Onchan is the Island’s largest village and is located at the north of Douglas Bay next to the capital of Douglas. The village is home to beautiful homes, lovely cafes and shops.

6 tips for travelling to the Isle of Man

The island has ferries to Liverpool, and in summer to Belfast and Dublin. You are allowed to take vehicles on the ferry.

  1. The road network, although it is an island, is very well developed. In addition, there is no speed limit, so exercise caution.
  2. If you haven’t rented a vehicle or don’t have your own, don’t worry. You can take a train from town to town, but only during the spring and summer months.
  3. The island’s official currency is the Manx, which is practically the same as the British pound. You can also pay with pounds in any establishment, although here on the island they don’t charge you a commission for the change.
  4. There’s a famous Isle of Man race, the Isle of Man TT. It’s a race that’s held with motorbikes on roads closed to traffic and held against the clock.
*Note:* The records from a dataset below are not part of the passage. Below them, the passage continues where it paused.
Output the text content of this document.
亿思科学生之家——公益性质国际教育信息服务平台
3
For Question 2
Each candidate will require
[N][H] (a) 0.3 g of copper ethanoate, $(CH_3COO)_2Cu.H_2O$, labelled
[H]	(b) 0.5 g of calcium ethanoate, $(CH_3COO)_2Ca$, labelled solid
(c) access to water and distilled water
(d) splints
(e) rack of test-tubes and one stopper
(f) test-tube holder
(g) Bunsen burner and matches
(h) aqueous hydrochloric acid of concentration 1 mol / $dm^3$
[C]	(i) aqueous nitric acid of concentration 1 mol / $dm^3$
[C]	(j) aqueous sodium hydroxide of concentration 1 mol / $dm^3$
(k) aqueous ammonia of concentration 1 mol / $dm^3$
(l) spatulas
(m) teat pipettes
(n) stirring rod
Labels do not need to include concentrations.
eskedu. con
It is considered one of the most dangerous motorbike races. It is usually held at the end of May.
  5. Public transport has an extensive network of mega-buses that pass through the cities with very long timetables.
  6. Shopping enthusiasts should consider that shops close no later than 7:00 pm, even in big cities. The short working day is typical for many restaurants; they can close at 4:00 pm already. Final visitors are only welcome at various pubs and bars, which are usually located in the centre of large cities.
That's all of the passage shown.